Tarih aşkımın ilk tohumlarını atan kişi, İlkokulda (Taksim 29. İlkokul) sınıf öğretmenimiz Leman Hanım’dır. Bu tohumu sulayan ortaokulda (Saint Michel) tarih hocamız Ali Rıza Sağman, yeşerten ise milli şairimiz Mehmet Akif Ersoy’un “Tarih tekerrürden ibarettir. Ders alınsaydı tekerrür etmezdi” sözüdür. Onun paralelinde Brecht’in “Bugün yarına, dünle beslenerek yol alır” görüşü de çalışmalarımı her zaman motive etti. 500. Yıl Kutlama etkinlikleri boyunca Türk Yahudilerinin yalnız 500 yıllık değil fakat bu coğrafyaya ilk gelenlerden başlayarak Osmanlı’dan önce ve sonra karşılaştırmalı tarihini bir bütün olarak yurtiçinde ve yurt dışında değişik lisanlarda anlatma görevini sevinerek yüklendim. Bilgilerimi artırmak için daha derin araştırmalara dalınca her bulduğum bilgi kırıntısından özel bir haz duyarak tarihe daha çok sarıldım.
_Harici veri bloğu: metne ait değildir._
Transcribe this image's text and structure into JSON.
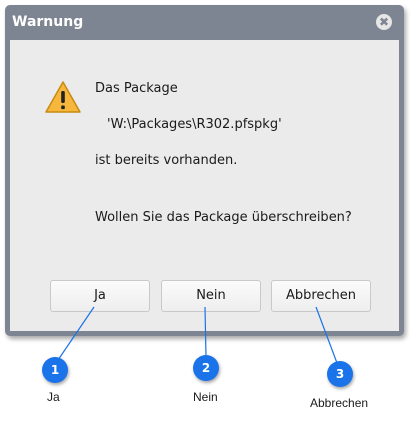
{
  "window": {
    "title": "Warnung",
    "close_glyph": "✖"
  },
  "message": {
    "line1": "Das Package",
    "line2": "'W:\\Packages\\R302.pfspkg'",
    "line3": "ist bereits vorhanden.",
    "line4": "Wollen Sie das Package überschreiben?"
  },
  "buttons": {
    "yes": "Ja",
    "no": "Nein",
    "cancel": "Abbrechen"
  },
  "callouts": [
    {
      "number": "1",
      "caption": "Ja"
    },
    {
      "number": "2",
      "caption": "Nein"
    },
    {
      "number": "3",
      "caption": "Abbrechen"
    }
  ],
  "colors": {
    "titlebar": "#7d8592",
    "content_bg": "#ebebeb",
    "badge": "#1a73e8",
    "warning_icon": "#f6b73c"
  }
}
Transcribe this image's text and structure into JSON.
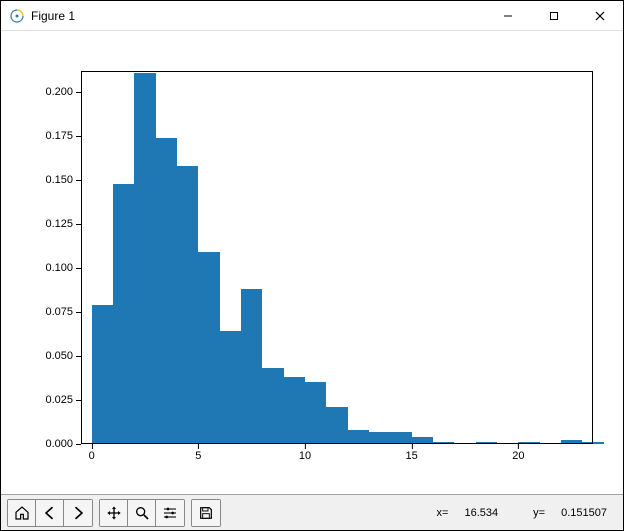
{
  "window": {
    "title": "Figure 1"
  },
  "chart_data": {
    "type": "bar",
    "subtype": "histogram",
    "title": "",
    "xlabel": "",
    "ylabel": "",
    "xlim": [
      -0.5,
      23.5
    ],
    "ylim": [
      0,
      0.212
    ],
    "x_ticks": [
      0,
      5,
      10,
      15,
      20
    ],
    "y_ticks": [
      0.0,
      0.025,
      0.05,
      0.075,
      0.1,
      0.125,
      0.15,
      0.175,
      0.2
    ],
    "y_tick_labels": [
      "0.000",
      "0.025",
      "0.050",
      "0.075",
      "0.100",
      "0.125",
      "0.150",
      "0.175",
      "0.200"
    ],
    "bin_edges": [
      0,
      1,
      2,
      3,
      4,
      5,
      6,
      7,
      8,
      9,
      10,
      11,
      12,
      13,
      14,
      15,
      16,
      17,
      18,
      19,
      20,
      21,
      22,
      23
    ],
    "values": [
      0.079,
      0.148,
      0.211,
      0.174,
      0.158,
      0.109,
      0.064,
      0.088,
      0.043,
      0.038,
      0.035,
      0.021,
      0.008,
      0.007,
      0.007,
      0.004,
      0.001,
      0.0,
      0.001,
      0.0,
      0.001,
      0.0,
      0.002,
      0.001
    ],
    "bar_color": "#1f77b4"
  },
  "toolbar": {
    "icons": {
      "home": "home-icon",
      "back": "arrow-left-icon",
      "forward": "arrow-right-icon",
      "pan": "move-icon",
      "zoom": "zoom-icon",
      "subplots": "sliders-icon",
      "save": "save-icon"
    },
    "coords_x_label": "x=",
    "coords_x_value": "16.534",
    "coords_y_label": "y=",
    "coords_y_value": "0.151507"
  }
}
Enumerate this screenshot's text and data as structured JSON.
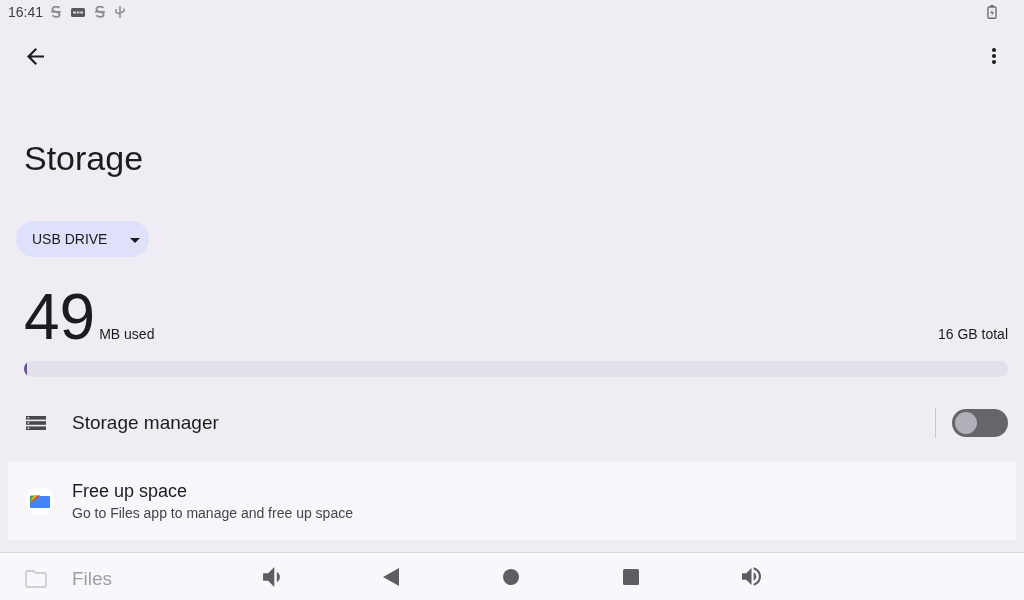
{
  "status_bar": {
    "time": "16:41"
  },
  "page_title": "Storage",
  "storage_selector": {
    "label": "USB DRIVE"
  },
  "usage": {
    "used_amount": "49",
    "used_unit": "MB used",
    "total": "16 GB total",
    "level": 0.003
  },
  "settings": [
    {
      "kind": "toggle",
      "label": "Storage manager",
      "on": false
    },
    {
      "kind": "action",
      "title": "Free up space",
      "subtitle": "Go to Files app to manage and free up space"
    }
  ],
  "categories": [
    {
      "label": "Files"
    }
  ]
}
 Anadolu Yahudilerine gelecek olursak… Edirne, İzmir, Çanakkale, Antakya Yahudilerin yoğun olarak yaşadıklarının bilindiği şehirler zaten… Ancak çalışmanızda, Anadolu’da bunun kat be kat üzerinde daha geniş bir alanda Yahudi yaşamı olduğunu görüyoruz. Özellikle daha küçük şehirlerle ilgili araştırmanızı nasıl gerçekleştirdiniz? En çok zorlandığınız bölge hangisi oldu?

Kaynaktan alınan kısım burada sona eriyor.